2. Imam Tirmidzi, Al-Hakim dan Thabarani
meriwayatkan sebuah hadits berasal
dariShofiyyah yang mengatakan: “Bahwa
pada suatu saat Rasulallah saw. datang
kerumahnya. Beliau melihat empat ribu
butir biji kurma yang biasa digunakan oleh
Shofiyyah untuk menghitung dzikir. Beliau
saw. bertanya; ‘Hai binti Huyay, apakah
itu ?‘ Shofiyyah menjawab ; ‘Itulah yang
kupergunakan untuk menghitung dzikir’.
Beliau saw. berkata lagi; ‘Sesungguhnya
engkau dapat berdzikir lebih banyak dari
itu’ . Shofiyyah menyahut; ‘Ya Rasulallah,
ajarilah aku’. Rasulallah saw. kemudian
berkata; ‘ Sebutlah, Maha Suci Allah
sebanyak ciptaan-Nya’ ”. (Hadits shohih ).

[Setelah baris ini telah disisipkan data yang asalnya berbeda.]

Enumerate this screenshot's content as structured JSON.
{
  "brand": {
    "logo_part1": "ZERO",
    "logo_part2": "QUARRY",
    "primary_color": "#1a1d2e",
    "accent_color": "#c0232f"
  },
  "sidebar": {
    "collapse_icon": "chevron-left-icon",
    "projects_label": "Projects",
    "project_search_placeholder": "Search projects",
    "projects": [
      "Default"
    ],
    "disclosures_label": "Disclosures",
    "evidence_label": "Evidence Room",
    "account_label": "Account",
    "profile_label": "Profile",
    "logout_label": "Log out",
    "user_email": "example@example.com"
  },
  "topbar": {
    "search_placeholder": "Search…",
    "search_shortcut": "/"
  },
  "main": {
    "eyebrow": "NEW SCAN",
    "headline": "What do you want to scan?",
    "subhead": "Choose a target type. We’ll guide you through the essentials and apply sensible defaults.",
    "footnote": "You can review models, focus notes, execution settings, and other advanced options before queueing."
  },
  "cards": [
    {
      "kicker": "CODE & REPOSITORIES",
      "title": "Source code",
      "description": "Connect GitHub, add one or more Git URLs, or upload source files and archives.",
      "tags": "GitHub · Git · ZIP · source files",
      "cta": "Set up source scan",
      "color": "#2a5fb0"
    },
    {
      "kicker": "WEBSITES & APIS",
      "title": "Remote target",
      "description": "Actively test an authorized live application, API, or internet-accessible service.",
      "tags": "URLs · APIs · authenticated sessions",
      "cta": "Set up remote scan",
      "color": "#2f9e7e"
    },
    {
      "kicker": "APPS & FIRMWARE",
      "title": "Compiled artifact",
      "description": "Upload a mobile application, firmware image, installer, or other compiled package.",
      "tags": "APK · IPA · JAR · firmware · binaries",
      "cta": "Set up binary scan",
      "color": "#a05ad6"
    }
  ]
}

3.   Abu Dawud dan Tirmidzi meriwayatkan
sebuah hadits yang dinilai sebagai
hadits hasan/baik oleh An-Nasai, Ibnu
Majah, Ibnu Hibban dan Al-Hakim yaitu
hadits yang berasal dari Sa’ad bin Abi
Waqqash ra. yang mengatakan:
“Bahwa pada suatu hari Rasulallah saw.
singgah dirumah seorang wanita. Beliau
melihat banyak batu kerikil yang biasa
dipergunakan oleh wanita itu untuk
menghitung dzikir. Beliau bertanya;
‘ Maukah engkau kuberitahu cara yang lebih
mudah dari itu dan lebih afdhal/utama ?’
Sebut sajalah kalimat-kalimat sebagai
berikut :
‘Subhanallahi ‘adada maa kholaga fis
samaai, subhanallahi ‘adada maa kholaga
fil ardhi, subhanallahi ‘adada maa baina
dzaalika, Allahu akbaru mitslu dzaalika,
wal hamdu lillahi mitslu dzaalika, wa laa
ilaaha illallahu mitslu dzaalika wa laa
guwwata illaa billahi mitslu dzaalika’ ”.
Yang artinya : ‘Maha suci Allah sebanyak
makhluk-Nya yang dilangit, Maha suci
Allah sebanyak makhluk-Nya yang dibumi,
Maha suci Allah sebanyak makhluk
ciptaan-Nya. (sebutkan juga) Allah Maha
Besar, seperti tadi, Puji syukur kepada
Allah seperti tadi, Tidak ada Tuhan selain
Allah, seperti tadi dan tidak ada kekuatan
kecuali dari Allah, seperti tadi !’ “.
Lihat dua hadits diatas ini, Rasulallah saw.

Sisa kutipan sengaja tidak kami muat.